Pawtucket Red Sox Batters Not Fazed By Struggles at Plate, Concentrate on Improving Hitting Approach


Aug 24, 2011

PAWTUCKET, R.I. -– Fans who came to McCoy Stadium in Pawtucket, R.I., Tuesday night were told to stick around to enjoy a postgame laser show in celebration of the city's 125th anniversary.

The PawSox nearly pulled off a laser show of their own in the ninth inning, staging a furious rally by stroking three straight singles before ultimately leaving the bases loaded in a 4-2 loss to the Syracuse Chiefs.

It has been that kind of season for the PawSox, who have shown flashes of brilliance at the dish but certainly won't be mistaken for the other Laser Show, Dustin Pedroia, of the parent club. In fact, the PawSox rank dead last in the International League in team batting average, hitting at a .252 clip after 130 games. The team looked sluggish at the plate in Tuesday's defeat, going down in order in six of the nine innings played and at one point enduring a stretch of 16 consecutive batters retired before showing some life in the ninth.

"If you look at our numbers, we're not a very good hitting team from an overall standpoint," said Pawtucket manager Arnie Beyeler. "We do a lot of 1-2-3 innings. If we get a chance and we get guys on, we usually move them around and try and put innings together. From our standpoint this season, we don't put multiple innings together. It's usually take an inning and hopefully that's enough."

With such hard luck at the plate, one might assume Pawtucket is buried in the International League standings and lacks the talent to hit. However, a look at the IL standings reveals the Sox sit at 73-57 and are tied atop the league's North Division with Lehigh Valley. And as for talent, the Sox boast some sought-after prospects with the likes of Jose Iglesias and Will Middlebrooks, and have others with major league experience such as Lars Anderson and Daniel Nava.

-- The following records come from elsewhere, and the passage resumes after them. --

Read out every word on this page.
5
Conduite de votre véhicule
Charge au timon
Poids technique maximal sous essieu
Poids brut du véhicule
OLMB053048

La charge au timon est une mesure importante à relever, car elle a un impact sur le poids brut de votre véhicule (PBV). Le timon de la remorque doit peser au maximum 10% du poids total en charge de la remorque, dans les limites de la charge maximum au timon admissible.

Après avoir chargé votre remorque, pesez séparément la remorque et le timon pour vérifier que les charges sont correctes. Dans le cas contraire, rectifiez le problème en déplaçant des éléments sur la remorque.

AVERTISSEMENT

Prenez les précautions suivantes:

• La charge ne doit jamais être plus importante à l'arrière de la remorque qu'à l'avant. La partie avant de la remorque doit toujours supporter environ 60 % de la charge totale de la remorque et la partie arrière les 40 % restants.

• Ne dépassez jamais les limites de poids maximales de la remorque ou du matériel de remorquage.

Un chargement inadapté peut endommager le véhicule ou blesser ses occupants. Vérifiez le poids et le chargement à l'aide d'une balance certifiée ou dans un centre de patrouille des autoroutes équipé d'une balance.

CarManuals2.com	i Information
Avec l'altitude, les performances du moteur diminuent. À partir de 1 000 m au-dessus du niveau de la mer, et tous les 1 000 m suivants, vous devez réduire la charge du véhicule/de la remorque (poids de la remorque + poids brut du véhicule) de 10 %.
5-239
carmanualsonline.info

So how can a team with such paltry hitting be in contention for a playoff spot? For Beyeler's bunch it's all about the approach and gaining confidence with each at-bat.

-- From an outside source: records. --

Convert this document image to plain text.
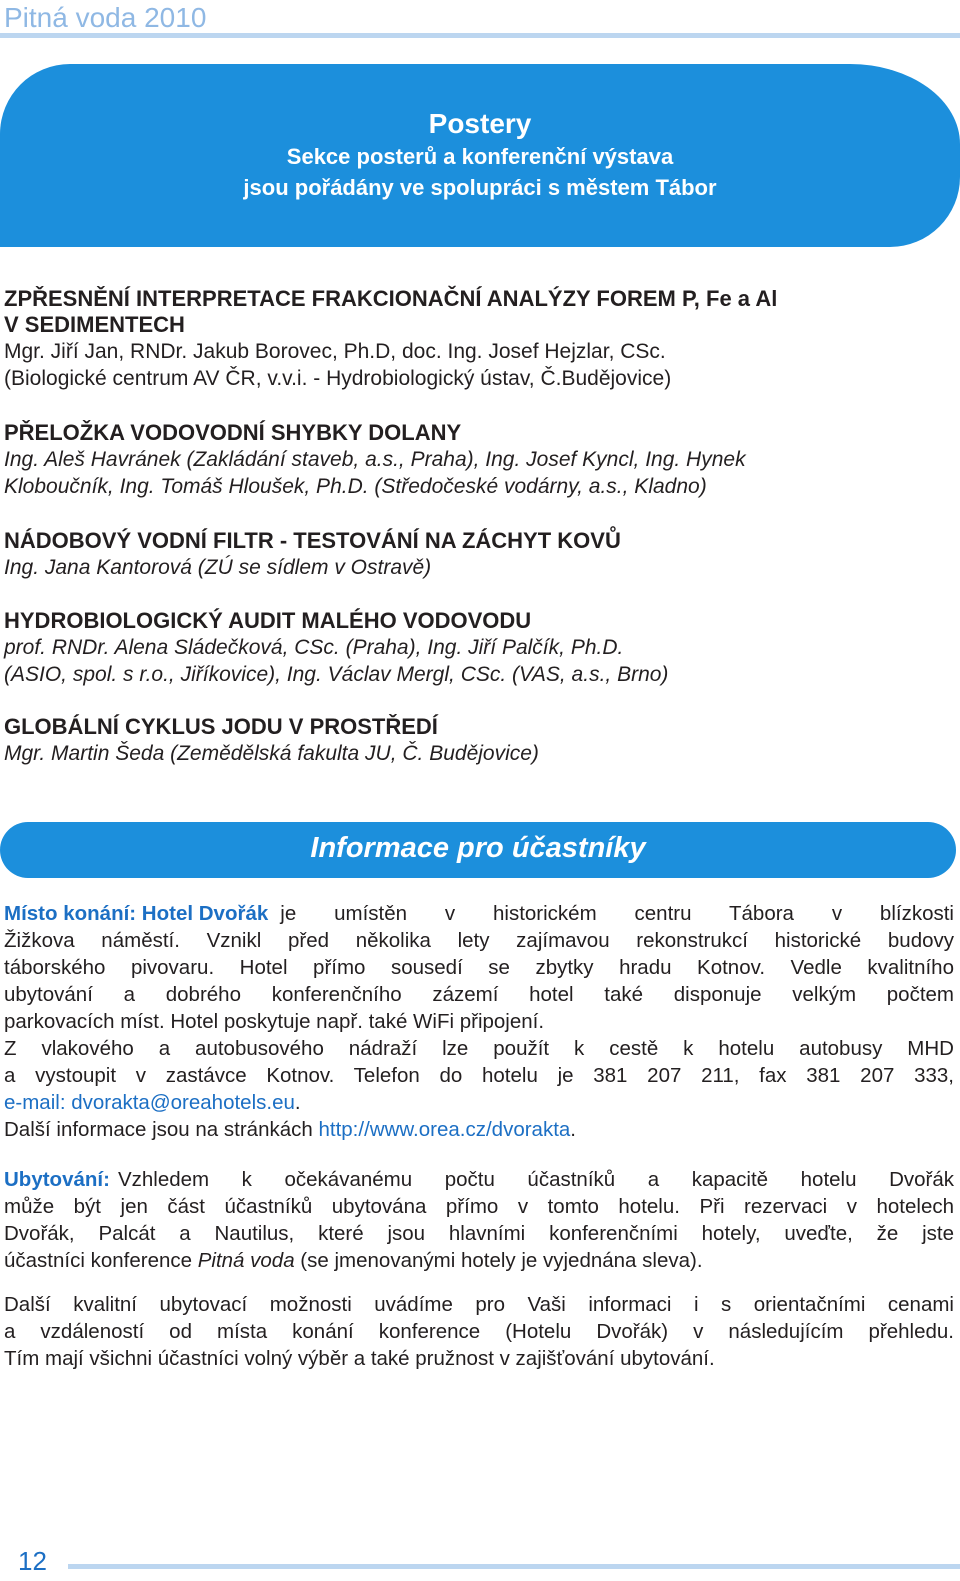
Pitná voda 2010
Postery
Sekce posterů a konferenční výstava
jsou pořádány ve spolupráci s městem Tábor
ZPŘESNĚNÍ INTERPRETACE FRAKCIONAČNÍ ANALÝZY FOREM P, Fe a Al
V SEDIMENTECH
Mgr. Jiří Jan, RNDr. Jakub Borovec, Ph.D, doc. Ing. Josef Hejzlar, CSc.
(Biologické centrum AV ČR, v.v.i. - Hydrobiologický ústav, Č.Budějovice)
PŘELOŽKA VODOVODNÍ SHYBKY DOLANY
Ing. Aleš Havránek (Zakládání staveb, a.s., Praha), Ing. Josef Kyncl, Ing. Hynek
Kloboučník, Ing. Tomáš Hloušek, Ph.D. (Středočeské vodárny, a.s., Kladno)
NÁDOBOVÝ VODNÍ FILTR - TESTOVÁNÍ NA ZÁCHYT KOVŮ
Ing. Jana Kantorová (ZÚ se sídlem v Ostravě)
HYDROBIOLOGICKÝ AUDIT MALÉHO VODOVODU
prof. RNDr. Alena Sládečková, CSc. (Praha), Ing. Jiří Palčík, Ph.D.
(ASIO, spol. s r.o., Jiříkovice), Ing. Václav Mergl, CSc. (VAS, a.s., Brno)
GLOBÁLNÍ CYKLUS JODU V PROSTŘEDÍ
Mgr. Martin Šeda (Zemědělská fakulta JU, Č. Budějovice)
Informace pro účastníky
Místo konání: Hotel Dvořák je umístěn v historickém centru Tábora v blízkosti
Žižkova náměstí. Vznikl před několika lety zajímavou rekonstrukcí historické budovy
táborského pivovaru. Hotel přímo sousedí se zbytky hradu Kotnov. Vedle kvalitního
ubytování a dobrého konferenčního zázemí hotel také disponuje velkým počtem
parkovacích míst. Hotel poskytuje např. také WiFi připojení.
Z vlakového a autobusového nádraží lze použít k cestě k hotelu autobusy MHD
a vystoupit v zastávce Kotnov. Telefon do hotelu je 381 207 211, fax 381 207 333,
e-mail: dvorakta@oreahotels.eu.
Další informace jsou na stránkách http://www.orea.cz/dvorakta.
Ubytování: Vzhledem k očekávanému počtu účastníků a kapacitě hotelu Dvořák
může být jen část účastníků ubytována přímo v tomto hotelu. Při rezervaci v hotelech
Dvořák, Palcát a Nautilus, které jsou hlavními konferenčními hotely, uveďte, že jste
účastníci konference Pitná voda (se jmenovanými hotely je vyjednána sleva).
Další kvalitní ubytovací možnosti uvádíme pro Vaši informaci i s orientačními cenami
a vzdáleností od místa konání konference (Hotelu Dvořák) v následujícím přehledu.
Tím mají všichni účastníci volný výběr a také pružnost v zajišťování ubytování.
12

"We did a nice job of just kind of giving ourselves a chance there late, I thought," Beyeler said of the late-inning rally attempt. "We load up the bases there in the ninth to try and give ourselves a chance … [Luis Exposito] hit the ball hard and that's all you can ask for, and they turned a double play. If that ball finds a hole or gets down the line, you have a different ballgame.

"We come out against their closer and get three straight hits and give ourselves a chance. That shows the character these guys have and what they're all about."

While a moral victory still counts as a loss in the standings, each player has shown signs of improvement in the batter's box. After beginning his Triple-A career 0-for-11 upon being called up from Double-A Portland on Aug. 19, Middlebrooks has since settled in, going 3-for-7 and drawing a walk in his last two games. Nava showed great patience in an at-bat on Tuesday by waiting back and driving an off-speed pitch down the line for a double. He eventually scored on a single by Anderson, who went 2-for-4 with an RBI.

"Lars did a nice job taking what they gave him tonight," Beyeler said. "He drove the ball, did that a couple nights ago and didn't get them to fall, but it was nice to see him stick to what works for him and continue to drive the baseball and take what they give him."

As second baseman Hector Luna pointed to in the team's ninth inning rally from Tuesday night, each hitter has learned to be more aggressive each time he picks up a bat.

"We started getting more aggressive to the pitcher and I got a good pitch to hit, so did Lars [and] Will, too," said Luna, who went 2-for-3 and scored a run in Tuesday's loss. "[Exposito] got a good AB, he hit it hard but right at the fielder and it was a double play. The hits will come, but I think we just have to have the right approach."

Luna leads the PawSox in hitting with a .282 average, 13 home runs and 50 RBIs. Like every player on the Pawtucket roster, he hopes to make a return to the big leagues, where he has played parts of five MLB seasons and has collected 194 hits. In order to follow the lead of teammate Ryan Lavarnway, who was called up to Boston on Aug. 18, Luna said each batter has to find his way at the plate.

"Each at-bat, focus on each pitch and make the pitcher pay for his mistakes," Luna said. "We have the ability to hit well. [Tuesday] we just didn't do it so well."

With a little more work the Sox could soon be putting on a laser show for their fans, this time without the aid of pyrotechnics.